Earth's Moving Mantle Leads to Earthquakes in Unusual Places

Steam plumes rise above thermal features along the Firehole River, Yellowstone National Park.

It has long been a mystery why some earthquakes strike towns in seemingly earthquake-proof regions, but researchers now have a potential explanation for why temblors sometimes rattle where they're not expected. Understanding the underlying source of these quakes could help officials prepare for their associated hazards.

Researchers found that intraplate earthquakes — which occur in the middle, instead of at the borders, of tectonic plates — are influenced by convection, or heat-driven movements, of the molten mantle beneath the planet's cold, solid crust.

Although intraplate quakes make up a small percentage of overall earthquakes (98 percent of earthquakes occur at the boundaries of tectonic plates), they have been recorded at strengths of up to magnitude 7.0 and can be among the most disastrous temblors because they're unexpected, said Thorsten Becker, lead author of the new study and a professor of earth sciences at the University of Southern California. For one, towns hit by intraplate earthquakes are less likely to have earthquake-prepared infrastructure than towns that sit on plate boundaries, he said. [Image Gallery: This Millennium's Destructive Earthquakes]

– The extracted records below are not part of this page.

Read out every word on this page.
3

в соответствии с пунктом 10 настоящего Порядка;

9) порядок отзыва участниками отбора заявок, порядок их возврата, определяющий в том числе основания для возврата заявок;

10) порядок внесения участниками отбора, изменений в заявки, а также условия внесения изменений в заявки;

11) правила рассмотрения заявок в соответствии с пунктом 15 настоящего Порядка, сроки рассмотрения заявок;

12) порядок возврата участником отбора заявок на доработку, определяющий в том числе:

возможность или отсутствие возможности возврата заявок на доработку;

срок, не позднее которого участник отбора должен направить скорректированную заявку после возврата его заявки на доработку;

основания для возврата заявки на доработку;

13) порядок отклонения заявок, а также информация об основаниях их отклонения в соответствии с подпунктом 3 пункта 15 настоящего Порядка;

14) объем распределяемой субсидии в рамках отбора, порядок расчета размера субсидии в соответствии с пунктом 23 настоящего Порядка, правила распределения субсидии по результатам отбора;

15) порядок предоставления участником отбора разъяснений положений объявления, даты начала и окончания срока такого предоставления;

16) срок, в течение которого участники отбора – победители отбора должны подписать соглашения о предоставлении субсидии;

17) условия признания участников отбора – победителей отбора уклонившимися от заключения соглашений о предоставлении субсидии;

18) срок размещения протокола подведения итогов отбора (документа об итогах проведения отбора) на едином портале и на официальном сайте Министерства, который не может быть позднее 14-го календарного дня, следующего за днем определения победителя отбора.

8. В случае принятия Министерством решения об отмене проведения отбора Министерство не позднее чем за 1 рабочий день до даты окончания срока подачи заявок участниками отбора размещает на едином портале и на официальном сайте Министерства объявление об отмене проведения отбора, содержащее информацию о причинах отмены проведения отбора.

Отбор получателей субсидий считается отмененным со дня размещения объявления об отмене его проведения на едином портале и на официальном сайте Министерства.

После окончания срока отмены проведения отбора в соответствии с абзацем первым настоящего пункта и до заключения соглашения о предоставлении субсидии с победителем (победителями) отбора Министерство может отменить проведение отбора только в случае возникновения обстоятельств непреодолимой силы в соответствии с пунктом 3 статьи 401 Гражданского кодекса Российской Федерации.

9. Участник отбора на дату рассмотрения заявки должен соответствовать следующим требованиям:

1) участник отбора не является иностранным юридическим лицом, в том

For their study, the researchers specifically looked at intraplate seismicity along the Intermountain Region, which runs north to south in the western United States. The Intermountain Region covers nearly 53,000 square miles (137,000 square kilometers) of federal land and includes 13 National Forests. It also encompasses four major geographic provinces: the Great Basin, the Colorado Plateau, the Middle Rocky Mountains and the Northern Rocky Mountains, according to the U.S. Department of Agriculture.

Shaking things up

The researchers compared seismicity along the Intermountain Region to data collected by seismometers across the North American Plate (the tectonic plate that covers most of North America), to see how the Earth's surface deforms when earthquakes occur at plate boundaries and when temblors strike within plates, Becker said.

Earthquakes at plate boundaries occur when plates move horizontally, crashing into each other, moving away from each other or sliding past each other. Earthquakes in the middle of plates, by contrast, appear to occur when the mantle pushes up or down on the surface from below, Becker said.

The resulting deformed crust, which happens at both mountains and trenches, and seismicity, which mostly happens when the continental crust stretches, can be seen around the Snake River Plain — a sunken stretch of land within the Intermountain Region that extends 400 miles (650 kilometers) west of Yellowstone National Park, in Wyoming, to the Idaho-Oregon border.

To better understand how the region's geologic features formed, the researchers analyzed seismic data using models that incorporated mantle convection, including how quickly the mantle moves, Becker told Live Science.

Changes in the Earth's surface generated by mantle convection — specifically, mantle upwelling — contributed to intraplate earthquakes, according to the study.

The researchers decided to explore the Intermountain Region because its earthquakes occur far enough away from any plate boundaries to have their own distinct cause for shaking, Becker said. They focused on continental plates, like the North American Plate, because “[t]hey are older, thicker and record much longer geologic history" than oceanic plates, he added.

Previous research on intraplate earthquakes focused on variations in the thickness of Earth’s crust, Becker said — less thick crust was thought to be weaker, which could host more localized shaking. The researchers tested that theory in their model and found that although crustal thickness did contribute to seismicity, mantle flow was a major driver of intraplate earthquakes.

The researchersmodel attempts to predict how the mantle moves to better understand resulting seismicity, and the findings could help gauge where potential mantle-driven quakes can occur.

Mountains can provide clues about past earthquakes, both at plate boundaries and in the middle of tectonic plates, and the scientists want to see if there is a link between mountains and mantle convection.

Understanding that seismicity is linked to mantle convection can also help researchers better understand how continental plates deform now and how they have changed in the past, Becker said.

The study's findings were published online Aug. 26 in the journal Nature.